Утвердить… «Основные правила поведения советских граждан, выезжающих в капиталистические и развивающиеся страны».
Секретарь ЦК
ЦХСД, ф. 89, оп. 31, д. 7, л. 1
(копия).
Секретно
Приложение
к п. 3с, пр. № 167
ОСНОВНЫЕ ПРАВИЛА
поведения советских граждан, выезжающих в капиталистические и развивающиеся страны
14. Советским гражданам за границей категорически запрещается:
…
– использовать для поездок легковые и другие автомашины (кроме такси), принадлежащие незнакомым частным лицам;
– посещать ночные клубы, кинотеатры, в которых демонстрируются антисоветские или порнографические фильмы, и другие места сомнительных увеселений, а также участвовать в азартных играх;
– посещать районы, где проживают эмигранты или другие категории населения, враждебно настроенные по отношению к СССР, кафе или рестораны, в которых собираются члены каких-либо эмигрантских, реакционных и других организаций, а также участвовать в демонстрациях, митингах и собраниях, в том числе [организуемых] коммунистическими партиями, если это не входит в задачи командировки;
– посещать районы страны пребывания, объявленные закрытыми для иностранцев, без соответствующего разрешения на это властей данной страны;
– устанавливать и поддерживать непосредственно или через других лиц связи с иностранцами, если это не вызывается служебной необходимостью (о каждом случае установления контактов с иностранцами докладывать руководителю советского загранучреждения, а в необходимых случаях, предусмотренных в пункте 4 настоящих правил, также и помощнику посла по вопросам безопасности);
– брать при возвращении на Родину посылки и письма от советских граждан и иностранцев для лиц, проживающих в СССР;
– злоупотреблять спиртными напитками, появляться в общественных местах и на улице в нетрезвом виде;
– хранить свои личные денежные сбережения в иностранных банках (это не касается советских граждан, которые получают заработную плату в чеках) и участвовать в лотереях, сборах пожертвований и других подобных мероприятиях;
– производить обмен советских денег на иностранную валюту, если на то нет соответствующего разрешения;
– продавать или обменивать личные вещи;
– приобретать и ввозить в Советский Союз литературу, фильмы, магнитофонные записи, открытки и другую печатную продукцию антисоветского и порнографического содержания.
В Африку!
В 1982 году, когда мне был всего 21 год, я, еще пятикурсником Ленинградского филфака, прилетел работать в Мозамбик переводчиком португальского языка.

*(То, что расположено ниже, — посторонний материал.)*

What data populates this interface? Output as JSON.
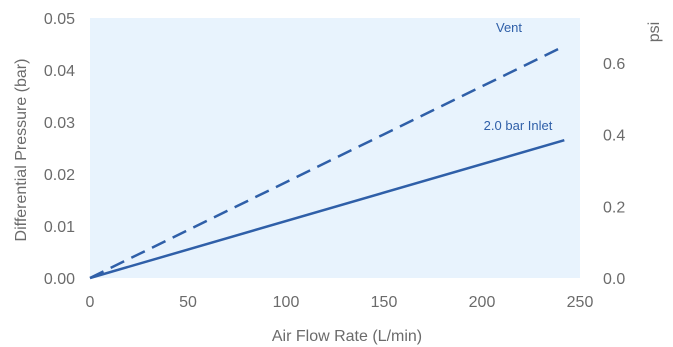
{
  "chart_data": {
    "type": "line",
    "xlabel": "Air Flow Rate (L/min)",
    "ylabel": "Differential Pressure (bar)",
    "y2label": "psi",
    "xlim": [
      0,
      250
    ],
    "ylim": [
      0,
      0.05
    ],
    "y2lim": [
      0,
      0.725
    ],
    "x_ticks": [
      "0",
      "50",
      "100",
      "150",
      "200",
      "250"
    ],
    "y_ticks": [
      "0.00",
      "0.01",
      "0.02",
      "0.03",
      "0.04",
      "0.05"
    ],
    "y2_ticks": [
      "0.0",
      "0.2",
      "0.4",
      "0.6"
    ],
    "grid": false,
    "series": [
      {
        "name": "Vent",
        "style": "dashed",
        "color": "#2f5fa8",
        "x": [
          0,
          242
        ],
        "y": [
          0,
          0.0446
        ]
      },
      {
        "name": "2.0 bar Inlet",
        "style": "solid",
        "color": "#2f5fa8",
        "x": [
          0,
          242
        ],
        "y": [
          0,
          0.0265
        ]
      }
    ]
  },
  "colors": {
    "plot_background": "#e8f3fd",
    "line": "#2f5fa8",
    "text": "#6b6b6b"
  }
}
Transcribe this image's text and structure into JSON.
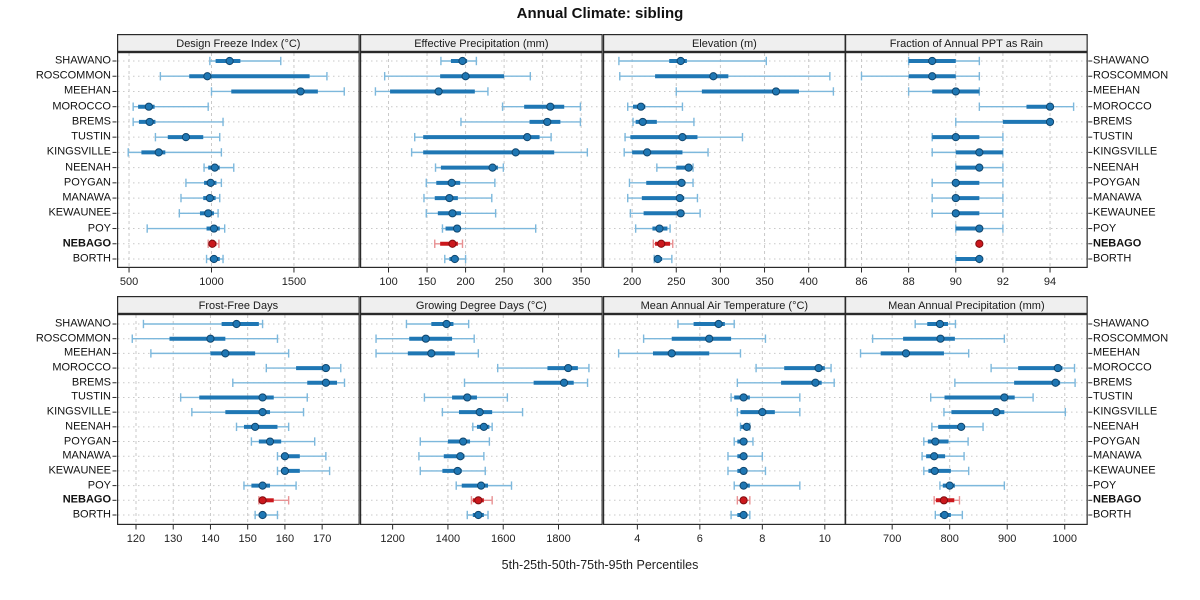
{
  "title": "Annual Climate: sibling",
  "caption": "5th-25th-50th-75th-95th Percentiles",
  "percentile_labels": [
    "5th",
    "25th",
    "50th",
    "75th",
    "95th"
  ],
  "sites": [
    "SHAWANO",
    "ROSCOMMON",
    "MEEHAN",
    "MOROCCO",
    "BREMS",
    "TUSTIN",
    "KINGSVILLE",
    "NEENAH",
    "POYGAN",
    "MANAWA",
    "KEWAUNEE",
    "POY",
    "NEBAGO",
    "BORTH"
  ],
  "highlight_site": "NEBAGO",
  "colors": {
    "series": "#1f77b4",
    "series_light": "#7db8dc",
    "series_dark": "#10466e",
    "highlight": "#cb181d",
    "highlight_light": "#e89193",
    "highlight_dark": "#7f0d10",
    "grid": "#c9c9c9",
    "border": "#2a2a2a",
    "strip_bg": "#efefef",
    "panel_bg": "#ffffff"
  },
  "chart_data": {
    "type": "dotplot-interval",
    "layout": {
      "rows": 2,
      "cols": 4
    },
    "note": "values per site are [p5,p25,p50,p75,p95]",
    "panels": [
      {
        "title": "Design Freeze Index (°C)",
        "ticks": [
          500,
          1000,
          1500
        ],
        "xlim": [
          427,
          1899
        ],
        "values": [
          [
            990,
            1025,
            1110,
            1175,
            1420
          ],
          [
            690,
            865,
            975,
            1595,
            1700
          ],
          [
            1000,
            1120,
            1540,
            1645,
            1805
          ],
          [
            525,
            555,
            620,
            655,
            980
          ],
          [
            525,
            560,
            625,
            660,
            1070
          ],
          [
            660,
            735,
            845,
            950,
            1050
          ],
          [
            495,
            575,
            680,
            720,
            1060
          ],
          [
            955,
            980,
            1020,
            1050,
            1135
          ],
          [
            845,
            955,
            995,
            1030,
            1060
          ],
          [
            815,
            950,
            990,
            1025,
            1050
          ],
          [
            805,
            930,
            980,
            1015,
            1040
          ],
          [
            610,
            970,
            1015,
            1050,
            1080
          ],
          [
            980,
            985,
            1005,
            1030,
            1045
          ],
          [
            970,
            990,
            1015,
            1050,
            1070
          ]
        ]
      },
      {
        "title": "Effective Precipitation (mm)",
        "ticks": [
          100,
          150,
          200,
          250,
          300,
          350
        ],
        "xlim": [
          63,
          378
        ],
        "values": [
          [
            168,
            181,
            196,
            202,
            214
          ],
          [
            95,
            167,
            200,
            250,
            284
          ],
          [
            83,
            102,
            165,
            212,
            229
          ],
          [
            248,
            276,
            310,
            328,
            349
          ],
          [
            194,
            283,
            306,
            323,
            349
          ],
          [
            134,
            145,
            280,
            296,
            311
          ],
          [
            130,
            145,
            265,
            315,
            358
          ],
          [
            161,
            168,
            235,
            242,
            249
          ],
          [
            149,
            162,
            182,
            193,
            238
          ],
          [
            146,
            160,
            179,
            190,
            234
          ],
          [
            149,
            164,
            183,
            194,
            239
          ],
          [
            170,
            174,
            189,
            191,
            291
          ],
          [
            160,
            167,
            183,
            190,
            196
          ],
          [
            173,
            179,
            186,
            191,
            200
          ]
        ]
      },
      {
        "title": "Elevation (m)",
        "ticks": [
          200,
          250,
          300,
          350,
          400
        ],
        "xlim": [
          167,
          442
        ],
        "values": [
          [
            185,
            242,
            255,
            262,
            352
          ],
          [
            186,
            226,
            292,
            309,
            424
          ],
          [
            250,
            279,
            363,
            389,
            428
          ],
          [
            195,
            201,
            210,
            215,
            257
          ],
          [
            201,
            204,
            212,
            228,
            270
          ],
          [
            192,
            198,
            257,
            274,
            325
          ],
          [
            191,
            200,
            217,
            257,
            286
          ],
          [
            228,
            250,
            264,
            268,
            269
          ],
          [
            197,
            216,
            256,
            260,
            269
          ],
          [
            195,
            211,
            254,
            259,
            274
          ],
          [
            198,
            213,
            255,
            259,
            277
          ],
          [
            204,
            223,
            231,
            240,
            243
          ],
          [
            224,
            226,
            233,
            243,
            246
          ],
          [
            225,
            226,
            229,
            234,
            245
          ]
        ]
      },
      {
        "title": "Fraction of Annual PPT as Rain",
        "ticks": [
          86,
          88,
          90,
          92,
          94
        ],
        "xlim": [
          85.3,
          95.6
        ],
        "values": [
          [
            88,
            88,
            89,
            90,
            91
          ],
          [
            86,
            88,
            89,
            90,
            91
          ],
          [
            88,
            89,
            90,
            91,
            91
          ],
          [
            91,
            93,
            94,
            94,
            95
          ],
          [
            90,
            92,
            94,
            94,
            94
          ],
          [
            89,
            89,
            90,
            91,
            92
          ],
          [
            89,
            90,
            91,
            92,
            92
          ],
          [
            90,
            90,
            91,
            91,
            92
          ],
          [
            89,
            90,
            90,
            91,
            92
          ],
          [
            89,
            90,
            90,
            91,
            92
          ],
          [
            89,
            90,
            90,
            91,
            92
          ],
          [
            90,
            90,
            91,
            91,
            92
          ],
          [
            91,
            91,
            91,
            91,
            91
          ],
          [
            90,
            90,
            91,
            91,
            91
          ]
        ]
      },
      {
        "title": "Frost-Free Days",
        "ticks": [
          120,
          130,
          140,
          150,
          160,
          170
        ],
        "xlim": [
          114.9,
          180.1
        ],
        "values": [
          [
            122,
            143,
            147,
            153,
            154
          ],
          [
            119,
            129,
            140,
            144,
            158
          ],
          [
            124,
            140,
            144,
            152,
            161
          ],
          [
            155,
            163,
            171,
            172,
            175
          ],
          [
            146,
            166,
            171,
            174,
            176
          ],
          [
            132,
            137,
            154,
            157,
            166
          ],
          [
            135,
            144,
            154,
            156,
            165
          ],
          [
            147,
            149,
            152,
            158,
            161
          ],
          [
            151,
            153,
            156,
            159,
            168
          ],
          [
            158,
            159,
            160,
            164,
            171
          ],
          [
            158,
            159,
            160,
            164,
            172
          ],
          [
            149,
            151,
            154,
            156,
            163
          ],
          [
            153,
            153,
            154,
            157,
            161
          ],
          [
            152,
            153,
            154,
            155,
            158
          ]
        ]
      },
      {
        "title": "Growing Degree Days (°C)",
        "ticks": [
          1200,
          1400,
          1600,
          1800
        ],
        "xlim": [
          1082,
          1960
        ],
        "values": [
          [
            1250,
            1340,
            1395,
            1420,
            1475
          ],
          [
            1140,
            1260,
            1320,
            1415,
            1495
          ],
          [
            1140,
            1255,
            1340,
            1425,
            1510
          ],
          [
            1580,
            1760,
            1835,
            1870,
            1910
          ],
          [
            1460,
            1710,
            1820,
            1855,
            1905
          ],
          [
            1315,
            1415,
            1470,
            1505,
            1615
          ],
          [
            1380,
            1440,
            1515,
            1560,
            1670
          ],
          [
            1490,
            1505,
            1530,
            1550,
            1560
          ],
          [
            1300,
            1400,
            1455,
            1480,
            1550
          ],
          [
            1295,
            1385,
            1445,
            1460,
            1530
          ],
          [
            1300,
            1380,
            1435,
            1450,
            1535
          ],
          [
            1430,
            1450,
            1520,
            1545,
            1630
          ],
          [
            1485,
            1490,
            1510,
            1530,
            1560
          ],
          [
            1470,
            1490,
            1510,
            1530,
            1545
          ]
        ]
      },
      {
        "title": "Mean Annual Air Temperature (°C)",
        "ticks": [
          4,
          6,
          8,
          10
        ],
        "xlim": [
          2.9,
          10.67
        ],
        "values": [
          [
            5.3,
            5.8,
            6.6,
            6.8,
            7.1
          ],
          [
            4.2,
            5.1,
            6.3,
            7.0,
            8.1
          ],
          [
            3.4,
            4.5,
            5.1,
            6.3,
            7.3
          ],
          [
            7.8,
            8.7,
            9.8,
            10.0,
            10.2
          ],
          [
            7.2,
            8.6,
            9.7,
            9.9,
            10.3
          ],
          [
            7.0,
            7.1,
            7.4,
            7.6,
            9.2
          ],
          [
            7.2,
            7.3,
            8.0,
            8.4,
            9.2
          ],
          [
            7.3,
            7.3,
            7.5,
            7.5,
            7.6
          ],
          [
            7.1,
            7.2,
            7.4,
            7.5,
            7.7
          ],
          [
            6.9,
            7.2,
            7.4,
            7.5,
            8.0
          ],
          [
            6.9,
            7.2,
            7.4,
            7.5,
            8.1
          ],
          [
            7.1,
            7.3,
            7.4,
            7.6,
            9.2
          ],
          [
            7.2,
            7.3,
            7.4,
            7.5,
            7.6
          ],
          [
            7.0,
            7.2,
            7.4,
            7.5,
            7.6
          ]
        ]
      },
      {
        "title": "Mean Annual Precipitation (mm)",
        "ticks": [
          700,
          800,
          900,
          1000
        ],
        "xlim": [
          618,
          1040
        ],
        "values": [
          [
            740,
            761,
            783,
            797,
            810
          ],
          [
            666,
            719,
            784,
            809,
            895
          ],
          [
            645,
            680,
            724,
            790,
            833
          ],
          [
            872,
            919,
            988,
            996,
            1017
          ],
          [
            809,
            912,
            984,
            992,
            1018
          ],
          [
            767,
            791,
            895,
            913,
            945
          ],
          [
            790,
            803,
            881,
            895,
            1001
          ],
          [
            769,
            780,
            820,
            826,
            858
          ],
          [
            755,
            762,
            775,
            798,
            832
          ],
          [
            752,
            759,
            773,
            792,
            825
          ],
          [
            755,
            763,
            774,
            802,
            833
          ],
          [
            783,
            788,
            800,
            809,
            895
          ],
          [
            773,
            776,
            790,
            808,
            817
          ],
          [
            775,
            783,
            791,
            802,
            822
          ]
        ]
      }
    ]
  }
}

Это стало возможным потому, что, во-первых, я сдуру учился на португальском отделении, а во-вторых, и это самое главное, наше, в смысле советское, присутствие в португалоязычной Африке, особенно в Анголе и Мозамбике, было очень внушительным по числу как гражданских, так и военных объектов. Португальский* в СССР знали единицы, преподавали его только в университетах Москвы, Ленинграда, Киева и в каком-то военном институте, поэтому не только профессиональных переводчиков, но и студентов старших курсов не хватало на всех многочисленных совзагранработников.
____________________________________________________________________
* Любопытно, что многие вполне интеллигентные люди как в то время, так и сейчас считают, что в Португалии говорят по-испански.
Сразу хочу объяснить, почему «сдуру». В школе я учился безобразно, не потому что был дебилом, а исключительно из соображений сознательного разгильдяйства и протеста против насилия над моей свободолюбивой и ленивой личностью. Школа была французская в рабочем Кировском районе, типа дети рабочих завода учат не какой-нибудь, а французский язык. Язык мне давался без всяких усилий, я загадочным образом улавливал и интуитивно отфильтровывал хорошее произношение – и это у преподавателей, которые никогда в жизни во Франции не были! – получал железобетонные пятерки на фоне двоек и троек по остальным предметам и даже занимал призовые места на языковых олимпиадах. В десятом классе ужас от перспективы службы в армии подвел меня к единственному разумному решению: надо обязательно куда-нибудь поступать, лучше, конечно, в университет, а заниматься тем, что дается проще всего, а именно – языками. Конечно, французским.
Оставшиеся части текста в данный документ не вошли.